Ainsi, voyez en ce moment, pour cette crise du change français : il y a une multitude de nos compatriotes qui ont cru à la réalité de la question des changes. Or la monnaie n'est qu'un signe; et le change, signe d'un signe, dans des périodes incertaines, comme la nôtre, finit par ne plus correspondre en rien à la richesse réelle d'une nation. Les Français se sont laissé prendre au symbole, à l'image, à l'ombre. S'ils avaient volontairement ignoré les manoeuvres de l'Internationale financière, s'ils s'étaient conduits comme si ces manoeuvres n'avaient pas lieu, il n'y aurait pas eu, dans nos Bourses, de répercussions aux mouvements d'Amsterdam, ou d'ailleurs, et l'attaque contre notre franc n'aurait rencontré que le vide; elle se serait dissoute.

Il en est de même dans l'ordre spirituel. Comportez-vous comme si les choses périssables étaient toutes-puissantes, et elles feront de vous leurs esclaves. Comportez-vous au contraire en prenant les choses divines pour les seules réelles,
et Dieu vous rendra tout-puissants; Il accomplira vos désirs, comme un père comble avec joie son enfant sage de récompenses et de cadeaux.

Les hommes religieux les plus intelligents et les plus cultivés n'arrivent guère à concevoir ces absolus de la plénitude et de l'union; ils se figurent qu'il faut à la foi des secours humains pour régénérer le monde temporel; c'est qu'il y a beaucoup plus de docteurs et d'administrateurs que de vrais mystiques. Je pensais à ces particularités récemment en lisant un livre d'Henri Massis.

Cet esprit délié, érudit, judicieux, d'un sens catholique très sain, déclare que la simple réalisation par chaque fidèle des maximes de l'Évangile ne suffirait pas, si complète qu'elle soit, à rénover l'état social, ni à rendre à la nation sa prospérité, ni à rectifier les erreurs de ses philosophes ou de ses artistes. C'est que M. Massis n'a jamais senti la toute-puissance du Verbe Jésus; il est trop intellectuel pour recevoir la simplicité de l'esprit; il se nourrit encore d'aliments creux; sa foi chrétienne s'appuie d'abord sur la pensée des commentateurs et n'étudie le texte divin qu'à travers les gloses des Pères et les canons des conciles.

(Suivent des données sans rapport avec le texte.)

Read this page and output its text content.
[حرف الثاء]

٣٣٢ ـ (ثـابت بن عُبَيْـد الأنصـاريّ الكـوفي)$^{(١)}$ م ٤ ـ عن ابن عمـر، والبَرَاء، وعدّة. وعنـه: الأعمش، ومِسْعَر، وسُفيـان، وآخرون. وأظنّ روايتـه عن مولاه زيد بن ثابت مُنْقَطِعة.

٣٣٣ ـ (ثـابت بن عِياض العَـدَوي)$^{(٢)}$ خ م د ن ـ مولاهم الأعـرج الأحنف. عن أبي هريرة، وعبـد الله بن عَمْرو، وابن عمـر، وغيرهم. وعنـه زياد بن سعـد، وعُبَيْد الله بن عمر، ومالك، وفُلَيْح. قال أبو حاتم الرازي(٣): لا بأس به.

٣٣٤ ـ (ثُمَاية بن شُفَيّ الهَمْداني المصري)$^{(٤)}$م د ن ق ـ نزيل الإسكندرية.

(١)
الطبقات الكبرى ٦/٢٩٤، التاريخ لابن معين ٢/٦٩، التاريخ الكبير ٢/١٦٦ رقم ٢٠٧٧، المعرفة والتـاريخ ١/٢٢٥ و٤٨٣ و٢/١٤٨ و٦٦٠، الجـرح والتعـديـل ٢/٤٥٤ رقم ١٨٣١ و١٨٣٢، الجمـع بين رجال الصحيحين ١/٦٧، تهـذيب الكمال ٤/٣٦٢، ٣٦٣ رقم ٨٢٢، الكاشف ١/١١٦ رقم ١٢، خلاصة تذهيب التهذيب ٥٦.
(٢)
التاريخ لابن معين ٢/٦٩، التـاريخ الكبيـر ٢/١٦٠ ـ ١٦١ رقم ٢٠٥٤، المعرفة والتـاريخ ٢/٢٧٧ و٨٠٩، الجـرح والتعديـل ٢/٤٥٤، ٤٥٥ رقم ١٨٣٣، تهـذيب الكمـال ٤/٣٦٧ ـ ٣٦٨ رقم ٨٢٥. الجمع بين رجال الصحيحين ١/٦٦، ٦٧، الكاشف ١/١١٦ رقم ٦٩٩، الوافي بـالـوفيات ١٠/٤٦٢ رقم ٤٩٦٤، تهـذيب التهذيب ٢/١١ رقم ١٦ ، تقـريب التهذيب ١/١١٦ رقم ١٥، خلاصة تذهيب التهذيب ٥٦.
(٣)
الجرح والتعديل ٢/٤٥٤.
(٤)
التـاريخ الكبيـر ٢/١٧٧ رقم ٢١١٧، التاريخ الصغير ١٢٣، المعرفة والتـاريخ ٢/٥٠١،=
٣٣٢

Nous ne faisons guère mieux dans l'ordre des activités quotidiennes. Nous installons des intermédiaires entre Dieu et nous; nous ne décidons pas d'aller à Lui tout droit; et, si même nous en formons le dessein, nous n'osons pas le réaliser. De sorte que, lorsque le Christ vient à nous, c'est Lui qui fait tout le chemin; comme pour les amis et la mère du jeune homme de Naïn, qui se lamentaient sans penser que le Maître de la Vie passait près d'eux, c'est la compassion du Christ qui nous aide lorsqu'Il nous voit désespérés; tandis que, si nous vivions avec Lui, Il serait heureux de donner à tous nos gestes la puissante et parfaite beauté de Sa coopération.

Appelez le Ciel, aspirez-Le, inspirez Son Esprit lumineux. La gymnastique respiratoire recommande de vider d'abord à fond les poumons, avant de les remplir d'air pur. Débarrassez-vous d'abord de tout ce qui est le moi; je ne dis pas de tout ce qui est la terre, car la terre et les créatures sont des oeuvres de Dieu et elles contiennent des reflets de Dieu; mais je dis : de cette convoitise, de cette possessivité, de cette cupidité, de cette avarice vitale qui corrompent tout. Ensuite vous vous remplirez des plénitudes éternelles, et tout ce qui, en nous, était livré à la mort sera rendu à la vie, comme le jeune garçon de Naïn.